This week, we dive Foxit PDF Reader being abused to spread malware, ransomware leveraging BitLocker as its encryption method, malvertising is back (3 weeks in a row!) targeting antivirus downloads and new web browsers, and MITRE provides more details about the security incident that occurred earlier this year.
Foxit PDF Reader used to spread malware
Link: The Hacker News
Multiple threat actors have been exploiting a design flaw in Foxit PDF Reader to deploy various malware, including Agent Tesla and NanoCore RAT. The exploit manipulates users into executing harmful commands through deceptive pop-ups. Notably, Adobe Acrobat Reader is unaffected by this flaw, resulting in a low detection rate for the attacks. Hackers utilized platforms like Discord and Trello to distribute the malware, with campaigns linked to espionage and cryptocurrency mining. Foxit has acknowledged the issue and plans to release a fix in version 2024.3.
While this may not be the latest or greatest method of deploying malware, its adoption on island warranted being included in this week's update. Make sure to patch as soon as you can!
Attackers use BitLocker to encrypt in ransomware attacks
Link: Bleeping Computer
ShrinkLocker is a newly-detected ransomware leveraging Windows BitLocker to encrypt files by creating new boot partitions. This malicious software, targeting government and industrial sectors, shrinks non-boot partitions to create the new boot volume. Written in VBScript, ShrinkLocker evades detection unless specific conditions are met, ultimately disabling recovery options and remote desktop connections. The ransomware lacks a visible ransom note, indicating potential destructive intent rather than financial gain. We recommend securing BitLocker recovery keys, backing up to Entra ID (if you're leveraging M365), and, of course, maintaining offline backups.
Malvertising masquerading as antivirus
Link: The Hacker News
Breaking the 4th wall, cybersecurity researchers have uncovered a campaign using fake antivirus websites mimicking Avast, Bitdefender, and Malwarebytes to distribute malware targeting Android and Windows devices. These sites deliver various malicious payloads, including the SpyNote trojan, Lumma info stealer, and StealC malware.
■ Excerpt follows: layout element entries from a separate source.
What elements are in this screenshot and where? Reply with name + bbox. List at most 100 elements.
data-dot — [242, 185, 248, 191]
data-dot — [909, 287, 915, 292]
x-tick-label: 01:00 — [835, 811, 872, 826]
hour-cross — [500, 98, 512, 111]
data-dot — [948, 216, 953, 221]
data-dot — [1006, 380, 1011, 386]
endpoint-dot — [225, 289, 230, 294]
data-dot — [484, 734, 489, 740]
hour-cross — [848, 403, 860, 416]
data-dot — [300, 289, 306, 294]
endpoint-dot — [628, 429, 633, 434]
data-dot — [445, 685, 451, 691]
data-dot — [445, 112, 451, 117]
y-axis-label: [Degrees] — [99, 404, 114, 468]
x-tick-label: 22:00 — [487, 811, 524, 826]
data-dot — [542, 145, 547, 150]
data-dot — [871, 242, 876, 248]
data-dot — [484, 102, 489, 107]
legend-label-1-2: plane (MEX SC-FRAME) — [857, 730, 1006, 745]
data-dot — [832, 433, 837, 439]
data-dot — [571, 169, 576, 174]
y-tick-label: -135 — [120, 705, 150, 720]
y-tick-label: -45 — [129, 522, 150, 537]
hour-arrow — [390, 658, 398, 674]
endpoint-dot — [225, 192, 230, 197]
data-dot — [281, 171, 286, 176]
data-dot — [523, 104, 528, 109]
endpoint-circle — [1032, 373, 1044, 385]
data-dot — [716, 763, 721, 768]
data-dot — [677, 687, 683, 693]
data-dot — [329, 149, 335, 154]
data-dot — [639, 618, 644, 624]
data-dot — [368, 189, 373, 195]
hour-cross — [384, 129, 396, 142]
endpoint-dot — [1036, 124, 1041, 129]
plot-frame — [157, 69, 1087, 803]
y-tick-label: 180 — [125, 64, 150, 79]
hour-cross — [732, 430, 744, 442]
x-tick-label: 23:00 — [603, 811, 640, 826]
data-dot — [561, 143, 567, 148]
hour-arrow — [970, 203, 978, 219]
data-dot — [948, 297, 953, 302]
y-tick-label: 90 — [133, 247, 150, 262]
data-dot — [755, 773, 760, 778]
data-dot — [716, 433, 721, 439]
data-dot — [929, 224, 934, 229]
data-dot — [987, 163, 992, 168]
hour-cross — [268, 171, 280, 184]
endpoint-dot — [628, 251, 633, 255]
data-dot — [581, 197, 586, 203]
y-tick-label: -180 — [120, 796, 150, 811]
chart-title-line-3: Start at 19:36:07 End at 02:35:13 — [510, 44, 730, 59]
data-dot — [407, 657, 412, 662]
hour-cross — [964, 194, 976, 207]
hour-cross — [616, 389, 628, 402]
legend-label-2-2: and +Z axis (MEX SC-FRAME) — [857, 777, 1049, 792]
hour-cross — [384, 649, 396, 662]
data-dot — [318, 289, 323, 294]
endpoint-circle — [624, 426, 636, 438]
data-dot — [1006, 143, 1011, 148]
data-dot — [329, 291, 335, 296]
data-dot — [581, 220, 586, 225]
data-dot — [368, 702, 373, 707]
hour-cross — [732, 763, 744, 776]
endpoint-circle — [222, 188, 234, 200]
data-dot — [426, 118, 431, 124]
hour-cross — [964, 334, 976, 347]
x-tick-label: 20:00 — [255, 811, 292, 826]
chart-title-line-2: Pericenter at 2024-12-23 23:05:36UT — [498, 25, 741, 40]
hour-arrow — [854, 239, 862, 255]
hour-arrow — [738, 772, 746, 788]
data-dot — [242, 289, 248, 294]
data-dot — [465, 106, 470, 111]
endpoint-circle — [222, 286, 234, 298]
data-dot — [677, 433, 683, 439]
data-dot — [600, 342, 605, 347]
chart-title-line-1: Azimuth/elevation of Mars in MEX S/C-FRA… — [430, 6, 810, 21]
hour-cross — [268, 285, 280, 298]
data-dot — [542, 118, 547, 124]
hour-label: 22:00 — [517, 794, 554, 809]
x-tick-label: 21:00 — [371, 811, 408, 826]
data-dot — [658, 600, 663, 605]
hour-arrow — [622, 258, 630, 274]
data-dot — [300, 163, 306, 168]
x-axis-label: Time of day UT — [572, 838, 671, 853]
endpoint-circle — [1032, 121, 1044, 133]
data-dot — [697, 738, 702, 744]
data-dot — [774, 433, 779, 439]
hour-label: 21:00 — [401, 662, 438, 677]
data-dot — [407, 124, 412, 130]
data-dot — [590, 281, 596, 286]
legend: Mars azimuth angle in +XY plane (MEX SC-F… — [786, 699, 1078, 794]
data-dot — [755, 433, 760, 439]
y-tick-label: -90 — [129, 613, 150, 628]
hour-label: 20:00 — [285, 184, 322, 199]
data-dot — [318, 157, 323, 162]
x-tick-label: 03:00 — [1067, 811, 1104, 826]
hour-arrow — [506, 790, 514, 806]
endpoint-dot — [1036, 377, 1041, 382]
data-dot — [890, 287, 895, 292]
Once installed, the malware can steal sensitive data, track user activities, and even mine cryptocurrency. We can't emphasis this enough, if your organization doesn't manage downloads for users, touch on this in your End User Awareness sessions and IT members should only download software from official sources.
MITRE provides more details on their cyber attack
Link: MITRE Blog
MITRE revealed more information in the most recent security incident where attackers exploited zero-day flaws in Ivanti Connect Secure (ICS). Once access was gained, they created rogue virtual machines (VMs) within the VMware environment to evade detection. Using a compromised vCenter Server, they deployed web shells and tunneling tools, maintaining persistent access and sidestepping centralized management interfaces.
The attackers, identified as China-nexus UNC5221, leveraged the vulnerabilities to execute arbitrary commands and harvest credentials. MITRE advises enabling secure boot and utilizing specific PowerShell scripts to detect such rogue VMs.
Arc browser targeted to serve malvertising to users
Link: Bleeping Computer
Again, we can't emphasis this enough: malvertising is going to be a consistent theme for the foreseeable future.
Cybercriminals have targeted the highly anticipated Windows launch of the Arc web browser through a Google Ads malvertising campaign. These malicious ads, appearing legitimate, redirect users to lookalike domains where trojanized installers are downloaded, infecting systems with malware. The malware, concealed behind the Arc installation, includes info-stealers and uses MEGA's API for command and control.